The final words on the The Last Word are: Skip it
Shirley MacLaine has been making movies for almost six decades, so it’s a shame that as she enters her mid-80s and starts the twilight of her career, she’s not offered projects more worthy of her talents. Case in point is this saccharine, hackneyed new effort from director Mark Pellington, who previously brought us the much more entertaining thrillers The Mothman Prophecies and Arlington Road. In a radical departure from those dramas, Pellington, working from a paint-by-numbers screenplay by first time screenwriter Stuart Ross Fink, turns The Last Word into a predictable, cliché-ridden, and inordinately dull piece of wanna-be comedic fluff that is only barely salvaged by the casting of consummate actress MacLaine in the lead role.
As former trailblazing advertising exec Harriet Lawlor, MacLaine here makes Meryl Streep’s Miranda Priestly look like a warm and cuddly favorite grandma in comparison. Long retired, Harriet spends her days chastising everyone from her gardener to her hairdresser, correcting their perceived mistakes, and offering only withering criticism and dripping condescension. When Harriet decides that she wants to preemptively draft her own obituary to properly portray herself and her accomplishments, she hires Anne (Amanda Seyfried), a young obituary writer from the local paper to take on the task. As Harriet realizes that Anne has received only hostile feedback from the family, friends and associates Harriet has directed Anne to interview (even Harriet’s priest is terrified by her), Harriet decides she needs to change her image and redeem herself before it’s too late.
The fundamental problem with this set up, though, is that if nobody in the film likes Harriet, why should we? As presented by Pellington and Fink, Harriet is so thoroughly repugnant and unlikable that, from the film’s beginning, the audience lacks any incentive to have any sort of rooting interest in what happens to her, or to care what her stupid obituary will say (As Anne tell her editor about Harriet, “She puts the ‘bitch’ in obituary.”).
What the screenplay does, then, naturally and utterly predictably, is to try to convince us that gee, underneath it all, Harriet isn’t really all that bad. And so we get a borderline offensive “white savior” storyline in which Harriet plainly tells Anne that one way to be remembered more admirably is to touch someone’s life, “preferably a minority or a cripple.” The line is played for laughs, and we’re supposed to think it’s delightful and charming when Harriet picks a “hooligan” (her word) from an after-school community program to mentor. And thus Harriet, Anne, and young, hand-picked African-American Brenda (AnnJewel Lee Dixon, holding her own against MacLaine, which is more than can be said of Seyfried) become a picture-perfect trio just made for a series of wholly clichéd cinematic montages, including not one but two dance numbers, a swimming hole scene filled with tinny fake laughter, and, of course, a slow mo, we’re-so-bad-ass sunglasses-wearing strutting walk down the street.

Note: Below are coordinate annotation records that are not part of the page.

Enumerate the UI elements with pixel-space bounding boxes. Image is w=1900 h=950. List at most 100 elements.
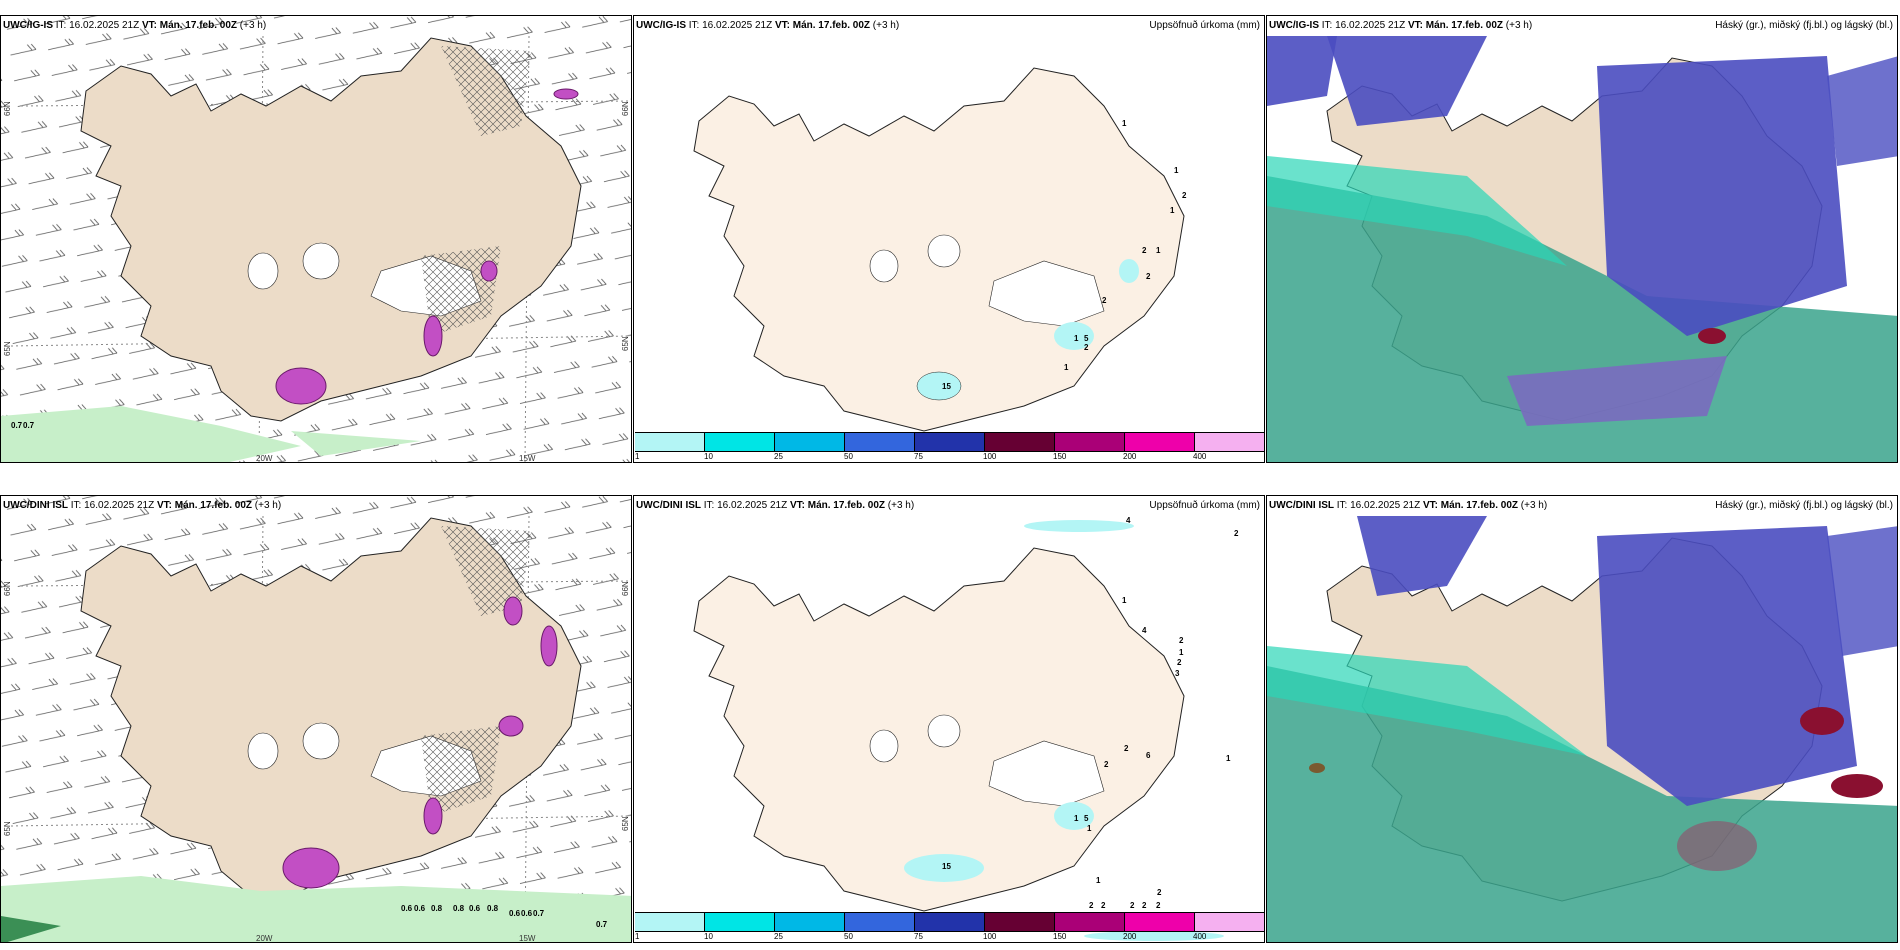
precip-value: 15: [942, 862, 951, 871]
wind-value: 0.7: [23, 421, 35, 430]
vt-label: VT:: [789, 500, 805, 511]
it-label: IT:: [703, 500, 715, 511]
hofsjokull-glacier: [247, 252, 279, 290]
colorbar-segment: [1055, 433, 1125, 451]
precip-value: 1: [1156, 246, 1161, 255]
langjokull-glacier: [927, 714, 961, 748]
lead-time: (+3 h): [1520, 500, 1548, 511]
colorbar-label: 50: [844, 932, 853, 941]
precip-value: 2: [1182, 191, 1187, 200]
model-name: UWC/IG-IS: [1269, 20, 1319, 31]
precip-value: 2: [1124, 744, 1129, 753]
vt-label: VT:: [1422, 500, 1438, 511]
panel-header: UWC/IG-IS IT: 16.02.2025 21Z VT: Mán. 17…: [3, 20, 266, 31]
mixed-cloud-area: [1677, 821, 1757, 871]
wind-value: 0.6: [414, 904, 426, 913]
panel-cloud-bottom: UWC/DINI ISL IT: 16.02.2025 21Z VT: Mán.…: [1266, 495, 1898, 943]
lon-label-20w: 20W: [256, 934, 273, 943]
wind-value: 0.6: [469, 904, 481, 913]
panel-header: UWC/DINI ISL IT: 16.02.2025 21Z VT: Mán.…: [1269, 500, 1547, 511]
precip-area: [1054, 802, 1094, 830]
precip-value: 2: [1104, 760, 1109, 769]
precip-value: 6: [1146, 751, 1151, 760]
precip-value: 15: [942, 382, 951, 391]
lead-time: (+3 h): [887, 500, 915, 511]
high-precip-cloud: [1831, 774, 1883, 798]
light-precip-area: [1, 876, 631, 942]
precip-value: 2: [1179, 636, 1184, 645]
precip-value: 1: [1174, 166, 1179, 175]
mid-cloud-area: [1327, 36, 1487, 126]
low-cloud-area: [1267, 156, 1567, 266]
panel-cloud-top: UWC/IG-IS IT: 16.02.2025 21Z VT: Mán. 17…: [1266, 15, 1898, 463]
wind-value: 0.6: [521, 909, 533, 918]
lat-label-66n-right: 66N: [621, 581, 630, 596]
panel-precip-top: UWC/IG-IS IT: 16.02.2025 21Z VT: Mán. 17…: [633, 15, 1265, 463]
colorbar-segment: [845, 433, 915, 451]
colorbar-label: 200: [1123, 452, 1137, 461]
hatched-area-north: [441, 46, 531, 136]
it-value: 16.02.2025 21Z: [1335, 20, 1406, 31]
colorbar-label: 25: [774, 932, 783, 941]
precip-value: 2: [1102, 296, 1107, 305]
colorbar-segment: [985, 433, 1055, 451]
colorbar-labels: 1 10 25 50 75 100 150 200 400: [635, 932, 1264, 942]
precip-value: 1: [1179, 648, 1184, 657]
lat-label-65n-right: 65N: [621, 336, 630, 351]
vt-label: VT:: [141, 20, 157, 31]
high-cloud-area: [1267, 176, 1897, 462]
wind-value: 0.6: [509, 909, 521, 918]
mid-cloud-area: [1827, 56, 1897, 166]
precip-value: 2: [1234, 529, 1239, 538]
wind-value: 0.8: [487, 904, 499, 913]
colorbar-label: 50: [844, 452, 853, 461]
precip-value: 5: [1084, 814, 1089, 823]
colorbar-label: 75: [914, 932, 923, 941]
mid-cloud-area: [1827, 526, 1897, 656]
vt-label: VT:: [1407, 20, 1423, 31]
colorbar-segment: [1125, 913, 1195, 931]
it-label: IT:: [55, 20, 67, 31]
precip-area: [1119, 259, 1139, 283]
colorbar-segment: [915, 433, 985, 451]
wind-map: [1, 16, 631, 462]
precip-colorbar: [635, 912, 1264, 932]
precip-value: 2: [1084, 343, 1089, 352]
colorbar-labels: 1 10 25 50 75 100 150 200 400: [635, 452, 1264, 462]
lon-label-15w: 15W: [519, 454, 536, 463]
colorbar-label: 100: [983, 932, 997, 941]
colorbar-segment: [985, 913, 1055, 931]
it-value: 16.02.2025 21Z: [717, 500, 788, 511]
light-precip-area: [291, 431, 421, 456]
vt-label: VT:: [774, 20, 790, 31]
lead-time: (+3 h): [872, 20, 900, 31]
precip-value: 2: [1101, 901, 1106, 910]
lat-label-65n: 65N: [3, 341, 12, 356]
cloud-title: Háský (gr.), miðský (fj.bl.) og lágský (…: [1715, 20, 1893, 31]
precip-value: 3: [1175, 669, 1180, 678]
lead-time: (+3 h): [254, 500, 282, 511]
model-name: UWC/DINI ISL: [636, 500, 701, 511]
lat-label-66n: 66N: [3, 581, 12, 596]
panel-precip-bottom: UWC/DINI ISL IT: 16.02.2025 21Z VT: Mán.…: [633, 495, 1265, 943]
precip-value: 1: [1122, 596, 1127, 605]
cloud-title: Háský (gr.), miðský (fj.bl.) og lágský (…: [1715, 500, 1893, 511]
precip-area: [1084, 931, 1224, 941]
precip-value: 1: [1074, 334, 1079, 343]
colorbar-segment: [1195, 433, 1264, 451]
langjokull-glacier: [302, 242, 340, 280]
precip-value: 2: [1177, 658, 1182, 667]
wind-map: [1, 496, 631, 942]
precip-value: 1: [1170, 206, 1175, 215]
colorbar-segment: [845, 913, 915, 931]
precip-cell: [480, 260, 498, 282]
high-precip-cloud: [1800, 707, 1844, 735]
it-label: IT:: [1321, 20, 1333, 31]
precip-value: 1: [1096, 876, 1101, 885]
colorbar-segment: [775, 433, 845, 451]
cloud-map: [1267, 516, 1897, 942]
colorbar-label: 200: [1123, 932, 1137, 941]
it-value: 16.02.2025 21Z: [702, 20, 773, 31]
colorbar-label: 1: [635, 452, 640, 461]
wind-value: 0.7: [533, 909, 545, 918]
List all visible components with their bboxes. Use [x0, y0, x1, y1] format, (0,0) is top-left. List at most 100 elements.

All this feel-good bonding is peppered with cringe-inducing dialog (example: “You don’t make mistakes. Mistakes make you.”), and obvious, convenient plot lines (Anne’s mother left her when she was 9! Harriet is estranged from her own daughter!). This movie is the kind that trains the camera on gauzy curtains billowing in the breeze when a character has a pensive moment, and when a character wistfully spins a globe near the beginning of the picture, you just know someone will be getting on a plane by the film’s end. The script also basically cribs Peggy Lee’s “Is That All There As” as a stand-in for an early poem Anne writes that’s supposed to signify she’s an amazingly perceptive, thoughtful writer. Well, sure. Maybe if her effort wasn’t reminiscent of popular lyrics penned over 40 years ago.

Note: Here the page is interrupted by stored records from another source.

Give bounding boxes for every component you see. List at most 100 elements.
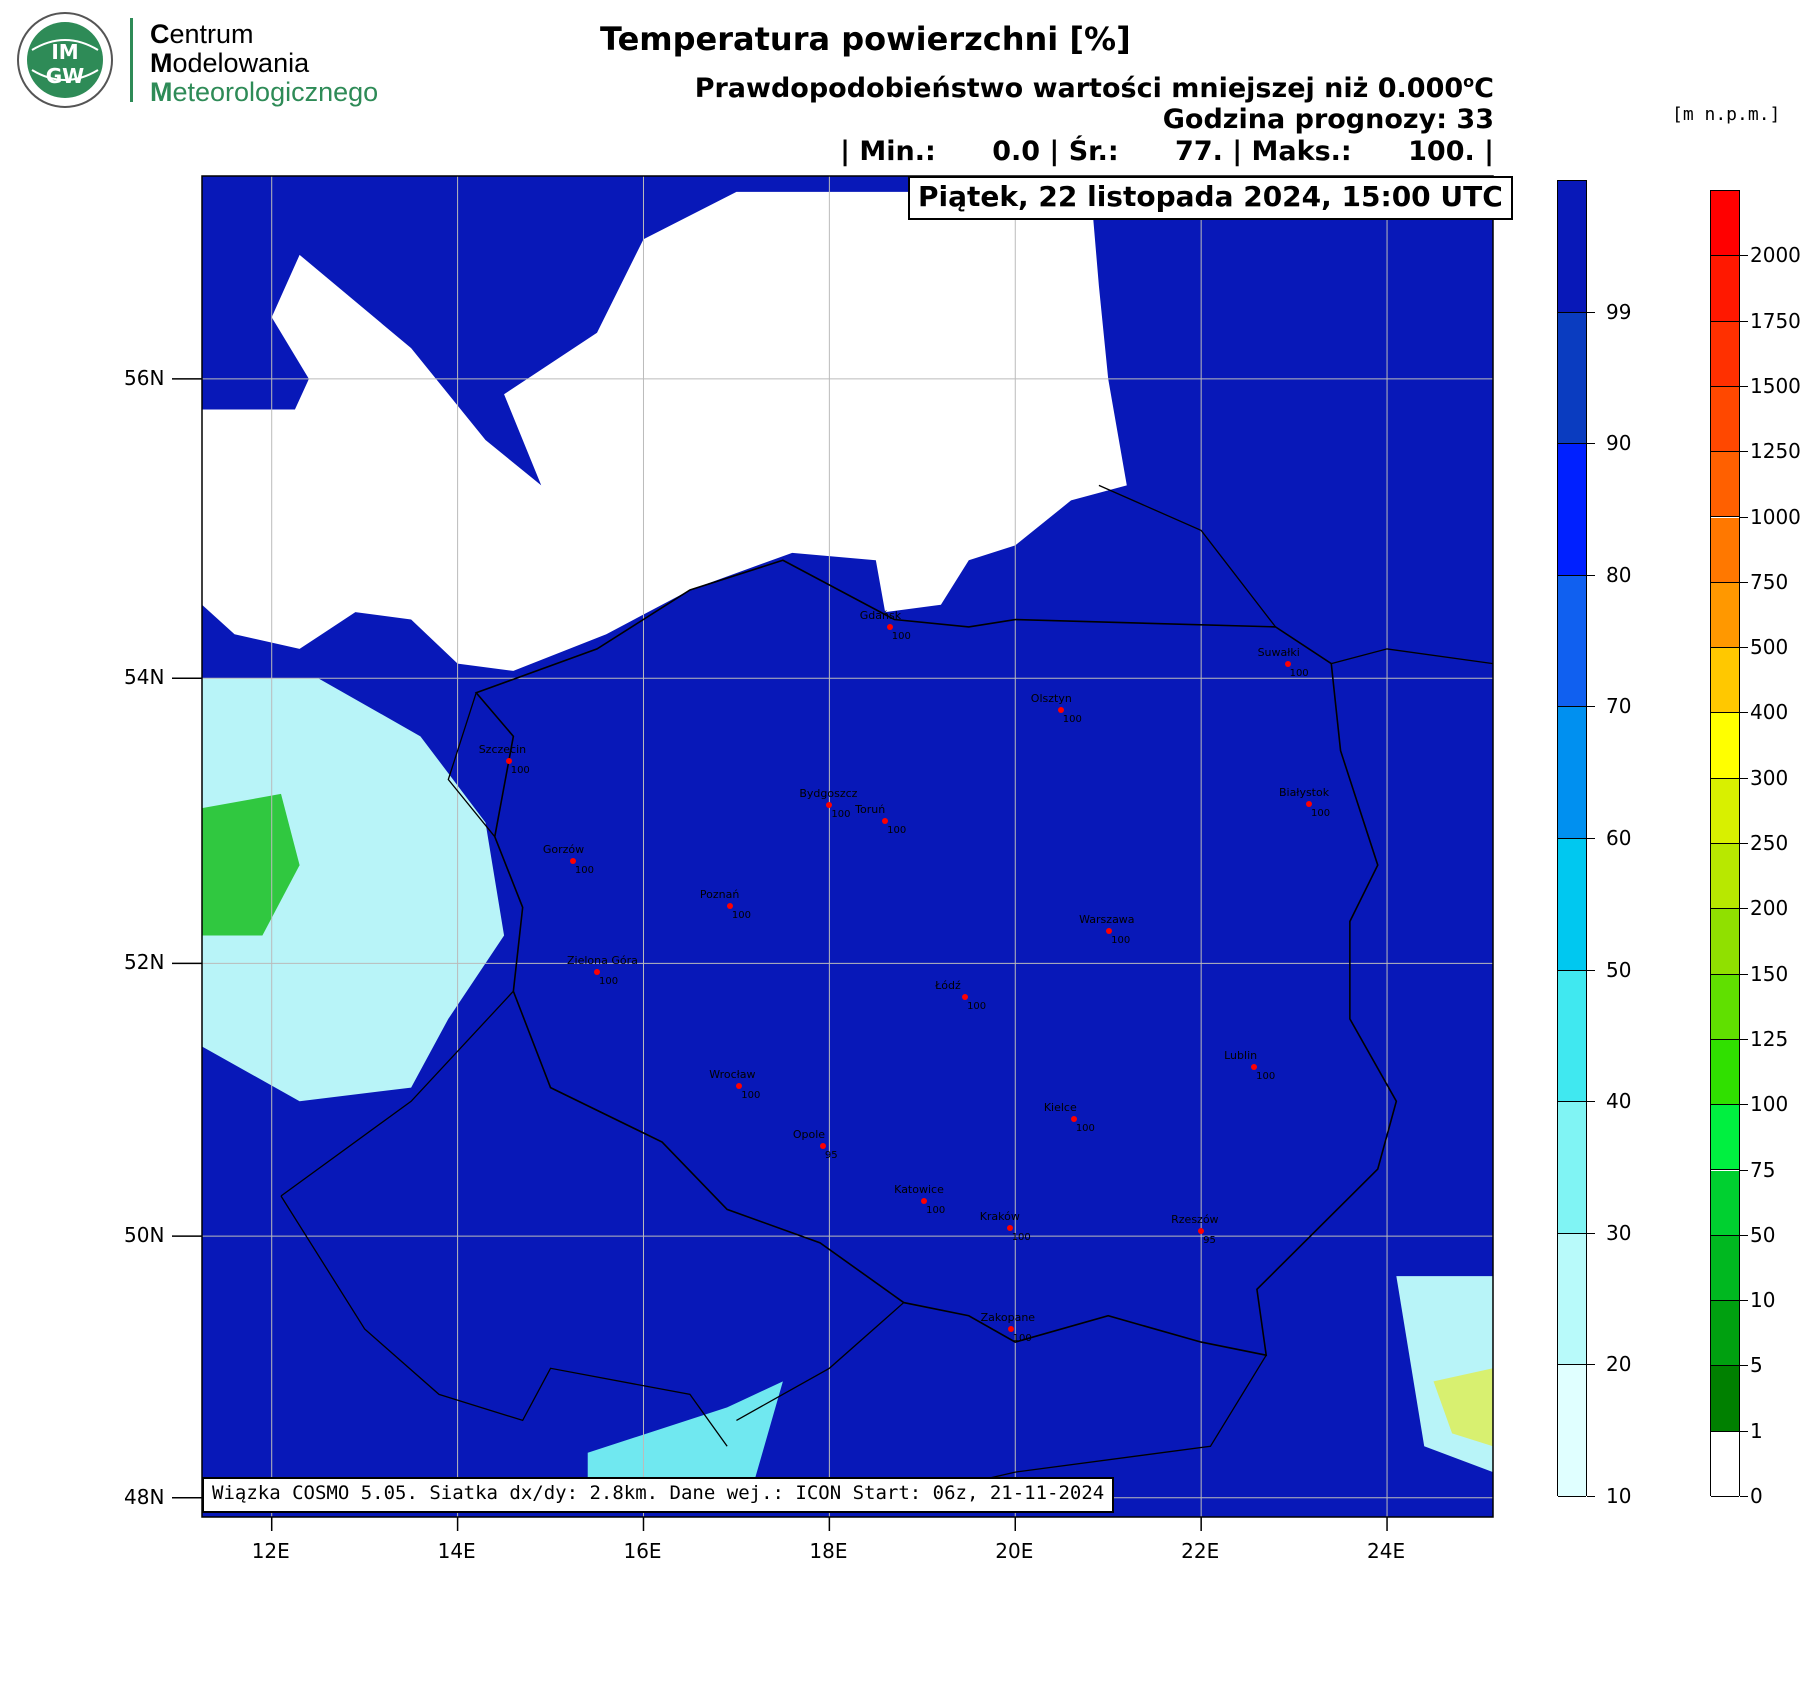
city-marker xyxy=(1070,1115,1077,1122)
city-value: 100 xyxy=(1289,667,1309,679)
country-border xyxy=(280,990,514,1197)
height-colorbar-label: 0 xyxy=(1750,1484,1763,1508)
height-colorbar-label: 100 xyxy=(1750,1092,1789,1117)
city-marker xyxy=(1106,928,1113,935)
city-value: 100 xyxy=(1075,1122,1095,1134)
lon-tick-label: 22E xyxy=(1181,1539,1220,1563)
city-marker xyxy=(886,623,893,630)
city-value: 100 xyxy=(1062,714,1082,726)
city-name: Szczecin xyxy=(478,742,527,756)
city-marker xyxy=(1198,1227,1205,1234)
probability-colorbar-swatch xyxy=(1558,312,1586,445)
poland-border xyxy=(474,559,1398,1357)
probability-colorbar-tick xyxy=(1587,1232,1595,1234)
height-colorbar-label: 300 xyxy=(1750,765,1789,790)
height-colorbar-tick xyxy=(1740,973,1748,975)
lat-tick-label: 50N xyxy=(124,1223,165,1248)
lat-tick-label: 52N xyxy=(124,950,165,975)
city-value: 100 xyxy=(1256,1071,1276,1083)
lon-tick-label: 16E xyxy=(623,1539,662,1563)
city-name: Bydgoszcz xyxy=(799,787,858,801)
city-name: Toruń xyxy=(855,803,886,817)
low-probability-area-green xyxy=(202,793,300,936)
height-colorbar-swatch xyxy=(1711,1366,1739,1432)
city-marker xyxy=(726,903,733,909)
height-colorbar-swatch xyxy=(1711,1039,1739,1106)
height-colorbar-swatch xyxy=(1711,452,1739,518)
city-name: Suwałki xyxy=(1257,645,1300,659)
height-colorbar-label: 50 xyxy=(1750,1222,1776,1247)
height-colorbar-tick xyxy=(1740,1169,1748,1171)
height-colorbar-tick xyxy=(1740,777,1748,779)
country-border xyxy=(1098,484,1277,628)
probability-colorbar-label: 99 xyxy=(1606,299,1632,324)
probability-colorbar-tick xyxy=(1587,969,1595,971)
city-marker xyxy=(1305,800,1312,807)
city-marker xyxy=(826,802,833,809)
height-colorbar-swatch xyxy=(1711,256,1739,322)
height-colorbar-label: 400 xyxy=(1750,700,1789,725)
probability-colorbar-swatch xyxy=(1558,1102,1586,1234)
logo-org-name: Centrum Modelowania Meteorologicznego xyxy=(150,19,379,107)
height-colorbar-swatch xyxy=(1711,191,1739,257)
height-colorbar-swatch xyxy=(1711,582,1739,649)
logo-divider xyxy=(130,18,133,102)
height-colorbar-label: 125 xyxy=(1750,1026,1789,1051)
city-value: 100 xyxy=(887,825,907,837)
height-colorbar-tick xyxy=(1740,1234,1748,1236)
height-colorbar-label: 1250 xyxy=(1750,439,1800,464)
height-colorbar-tick xyxy=(1740,1038,1748,1040)
probability-colorbar-label: 20 xyxy=(1606,1352,1632,1377)
city-name: Katowice xyxy=(894,1183,944,1197)
city-marker xyxy=(1284,660,1291,667)
chart-title: Temperatura powierzchni [%] xyxy=(600,20,1131,58)
height-colorbar-swatch xyxy=(1711,909,1739,975)
map-frame xyxy=(201,175,1494,1518)
city-name: Białystok xyxy=(1278,785,1330,799)
height-colorbar-tick xyxy=(1740,581,1748,583)
height-colorbar-swatch xyxy=(1711,517,1739,583)
forecast-hour: Godzina prognozy: 33 xyxy=(1162,104,1494,135)
city-name: Wrocław xyxy=(709,1068,756,1082)
height-colorbar-label: 10 xyxy=(1750,1288,1776,1313)
city-value: 100 xyxy=(831,809,851,821)
probability-colorbar-tick xyxy=(1587,838,1595,839)
low-probability-area-west xyxy=(202,678,505,1102)
city-value: 100 xyxy=(574,864,594,876)
height-colorbar-label: 1 xyxy=(1750,1418,1763,1443)
city-marker xyxy=(1006,1225,1013,1232)
height-colorbar-swatch xyxy=(1711,1170,1739,1236)
probability-colorbar-swatch xyxy=(1558,707,1586,839)
height-colorbar-label: 5 xyxy=(1750,1353,1763,1378)
city-marker xyxy=(921,1198,928,1205)
city-marker xyxy=(1007,1325,1014,1332)
city-value: 100 xyxy=(731,910,752,921)
stats-line: | Min.: 0.0 | Śr.: 77. | Maks.: 100. | xyxy=(840,136,1494,167)
city-name: Poznań xyxy=(699,888,740,901)
height-colorbar-swatch xyxy=(1711,844,1739,910)
height-colorbar-tick xyxy=(1740,451,1748,453)
height-colorbar-label: 1000 xyxy=(1750,504,1800,529)
probability-colorbar-swatch xyxy=(1558,970,1586,1103)
lat-tick-label: 54N xyxy=(124,665,165,690)
height-colorbar-swatch xyxy=(1711,1431,1739,1497)
height-colorbar-label: 150 xyxy=(1750,961,1789,986)
probability-colorbar xyxy=(1557,180,1587,1497)
probability-colorbar-tick xyxy=(1587,574,1595,576)
probability-colorbar-label: 60 xyxy=(1606,826,1632,850)
height-colorbar-tick xyxy=(1740,516,1748,518)
probability-colorbar-swatch xyxy=(1558,181,1586,313)
probability-colorbar-label: 50 xyxy=(1606,957,1632,982)
probability-colorbar-swatch xyxy=(1558,575,1586,708)
height-unit-label: [m n.p.m.] xyxy=(1672,104,1781,125)
probability-colorbar-swatch xyxy=(1558,444,1586,576)
height-colorbar-swatch xyxy=(1711,974,1739,1040)
height-colorbar-tick xyxy=(1740,1430,1748,1432)
city-name: Zielona Góra xyxy=(567,953,638,967)
probability-colorbar-label: 30 xyxy=(1606,1220,1632,1245)
height-colorbar-label: 750 xyxy=(1750,569,1789,594)
city-value: 100 xyxy=(1012,1332,1032,1344)
height-colorbar-swatch xyxy=(1711,1235,1739,1302)
height-colorbar-tick xyxy=(1740,647,1748,649)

The casting of Seyfried as Anne doesn’t help matters; Seyfried isn’t an especially strong actress, and she’s particularly bland here, which makes buying her as a struggling writer with a rich inner life a bit of a challenge. That a woman with a personality as intense as Harriet’s would be drawn to a friendship with such a blank slate doesn’t seem even in the realm of possibility.

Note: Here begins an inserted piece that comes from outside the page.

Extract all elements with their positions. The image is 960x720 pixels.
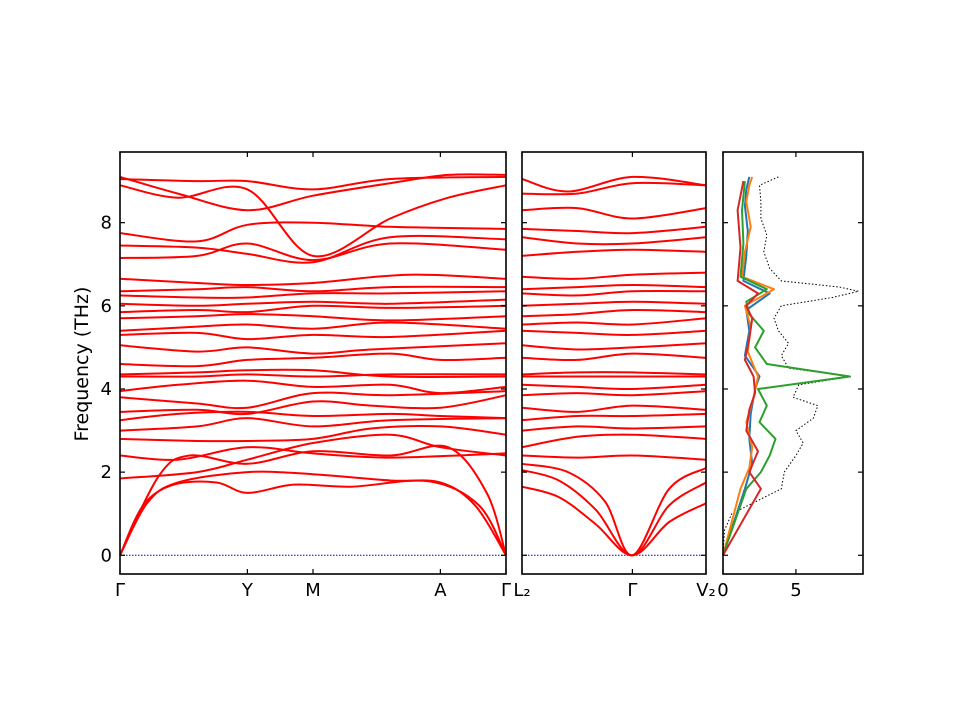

Thomas Sadoski, as a DJ who allows Harriet a morning show spot (don’t ask) and becomes Anne’s love interest, fares much better; he has an ease and naturalness of delivery that Seyfried lacks. His scenes with MacLaine are some of the best in the movie, while his scenes with Seyfried – and Seyfried’s with MacLaine – feel stilted and flat (and Sadoski and Seyfried are actually a couple in real life, which makes their lack of chemistry even more depressing). Sadoski’s Robin also gets off what is easily the best line in the film; when Anne tells him he smells good, he replies dryly, “that’s vinyl and ‘90s apathy.”
If only the rest of the picture could have been filled with such bon mots and not merely a series of platitudes, we might have had something worth seeing here. Unfortunately, though, one laugh-inducing line delivered by a decent comic actor in a film starring an iconic actress is simply not enough to warrant recommending this trite, ultimately forgettable film.
The Last Word opens today at the Landmark Embarcadero and Sundance Kabuki Cinemas, and will expand to the Landmark Albany Twin and Aquarius theaters on March 17th.